# non-ADA 81cm - The Shade (1 wpg)



## gf225 (Mar 26, 2005)

Here's a recent photo of my low-maint, low light, long-term layout. It's been establishing for around 12 months now.



*Tank*

Juwel Rio 125 - 125 l. / 33 gal.

*Plants*

Microsorium pteropus 
Anubias barteria var. nana 
C. balansae
C. parva
C. wendtii 'green' and 'brown'
C. amicorum
C. undulata

*Fauna*

10 pentazona barbs
12 glowlight danios
10 Amano shrimp

*Lighting*

2 x 18w T8 - 9 hours.

*Filter*

Juwel internal filter (600lph)

*Fertilisation*

2ml Tropica+ liquid per day, 1/3 water change per week. Hard tap water loaded with NO3 and PO4.

CO2 mist via 2Kg pressurized system and Rhinox 2000 diffuser.

Tropica Plant Substrate and capsules.

Easy life!


----------



## dirrtybirdy (May 22, 2007)

looks very nice. everything flows very well


----------



## bdement (Jun 4, 2007)

That is AWESOME! I really, really like this tank, and a thousand times more so because you've shown how much you can accomplish with a minimal amount of effort and tech. 

I also LOVE Pentazona Barbs. I've only seem them locally once, and I picked up 5. I think they're very underrated and relatively unknown (like I said, I've only seen them for sale once). I really wish they would catch on better because I want more!


----------



## warr40 (Aug 16, 2005)

thats great for 1 wpg nice job


----------



## bdement (Jun 4, 2007)

One quibble though, is that balansae on the left in the front? I think it could help fill in on the right. How tall are those guys, BTW?


----------



## messy_da_legend (Feb 18, 2006)

Nice tank George. I've wanted to do a Crypt only (well almost  ) tank for a while now. 

Tom


----------



## Steven_Chong (Mar 17, 2005)

This tank is a lot more attractive in real life than the photo lets on (no offense to your photography George, but I can't see any of those great fish you have in there)

Nice work again man


----------



## Chuppy (Aug 5, 2007)

Great crypts


----------



## cs_gardener (Apr 28, 2006)

Beautiful, I love the way the leaves arch over and frame the tank.


----------



## jazzlvr123 (Apr 29, 2007)

how come i cant see the photo and everyone else seems to?!?


----------



## patrick76 (May 21, 2007)

Great looking tank!!!


----------



## gf225 (Mar 26, 2005)

Thanks everyone for the comments.

Steven - I can't capture the fish. I'll try a higher ISO but it goes grainy. Damn my P&S camera!



jazzlvr123 said:


> how come i cant see the photo and everyone else seems to?!?

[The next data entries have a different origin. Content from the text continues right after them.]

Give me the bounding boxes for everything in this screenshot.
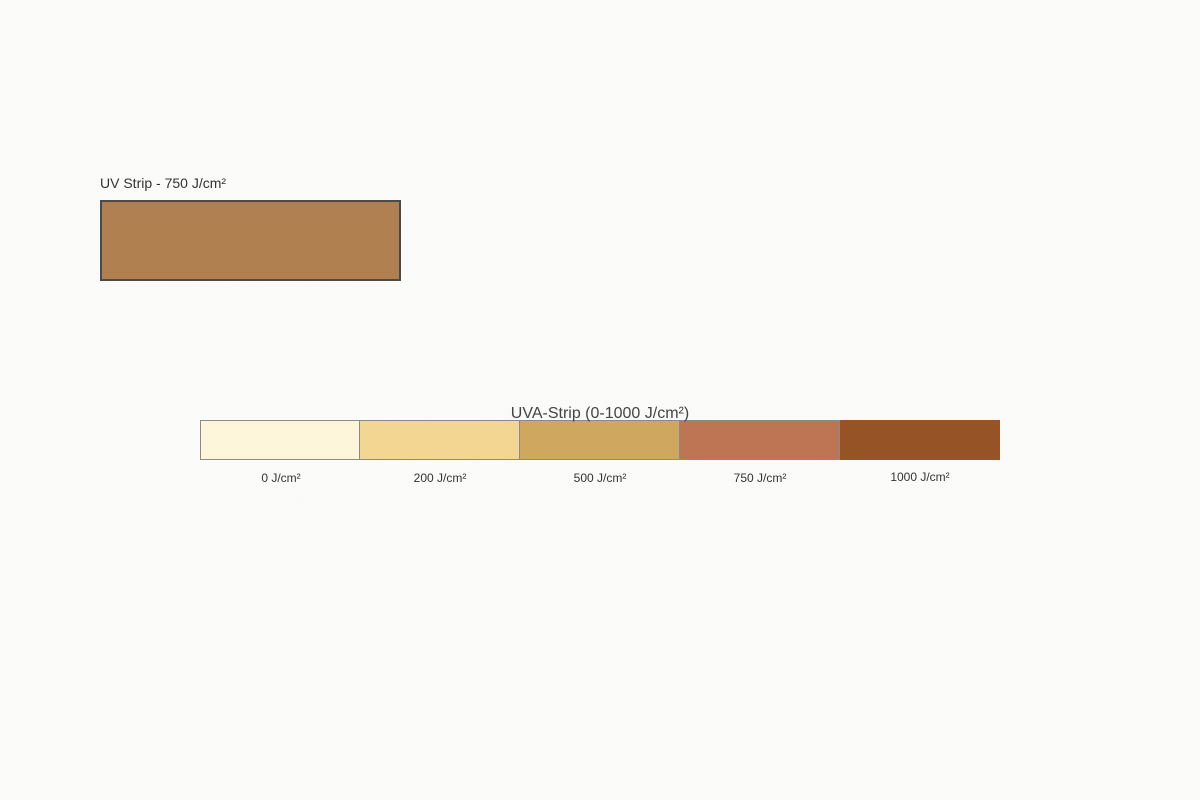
scale-step-0: 0 J/cm² (200, 420, 360, 485)
scale-step-label: 200 J/cm² (413, 471, 467, 485)
uva-reference-scale: 0 J/cm² 200 J/cm² 500 J/cm² 750 J/cm² 10… (200, 420, 1000, 485)
sample-strip-swatch (100, 200, 401, 281)
sample-strip-label: UV Strip - 750 J/cm² (100, 175, 227, 191)
scale-step-label: 500 J/cm² (573, 471, 627, 485)
scale-step-1000: 1000 J/cm² (840, 420, 1000, 484)
scale-title: UVA-Strip (0-1000 J/cm²) (510, 405, 690, 422)
scale-step-200: 200 J/cm² (360, 420, 520, 485)
scale-step-label: 0 J/cm² (261, 471, 301, 485)
scale-step-500: 500 J/cm² (520, 420, 680, 485)
scale-step-label: 1000 J/cm² (890, 470, 950, 484)
scale-step-label: 750 J/cm² (733, 471, 787, 485)
scale-step-750: 750 J/cm² (680, 420, 840, 485)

http://img260.imageshack.us/img260/4378/shadexv4.jpg


----------



## waton8 (Aug 13, 2007)

A plant that grows in a very unique way in those conditions is Amannia gracilens, grows whit an incredible red color and not as big as with high-tech conditions, may be you can create a point of atencion with a cople of those plants...

i been loking your scaping and looks kind of dificult to place a red plant... jejejejeje  

well is an idea... 

PD: that Java fern... wooooouuuu!!!!


----------



## zig (Jul 3, 2005)

It looks great George these tanks are hard to scape given the dimensions of them, this is an excellent job, it looks so much better than last time you posted it for sure, wonder what a white background would look like.

Nice work or should I say no work for this low light setup


----------



## gf225 (Mar 26, 2005)

Thanks again.

Peter - Thanks mate. The Juwel Rio 125 is crappy to scape with only 14" front to back. I'm looking forward to my next tank, with 24" to play with.

PFK magazine photographer, Neil Hepworth, is over for a photo shoot for a feature that I'm writing soon. We'll try a backlit white background I'm sure and it will nice to see the fish in detail too.


----------



## gf225 (Mar 26, 2005)

Full working shot


----------



## kiwik (Apr 3, 2007)

used to have a low light thing like that. never used ferts, it got lost after a year. nutrient deficiency wiped out all the java ferns. got some help from someone on this forum and learned how to start dosing ferts.


----------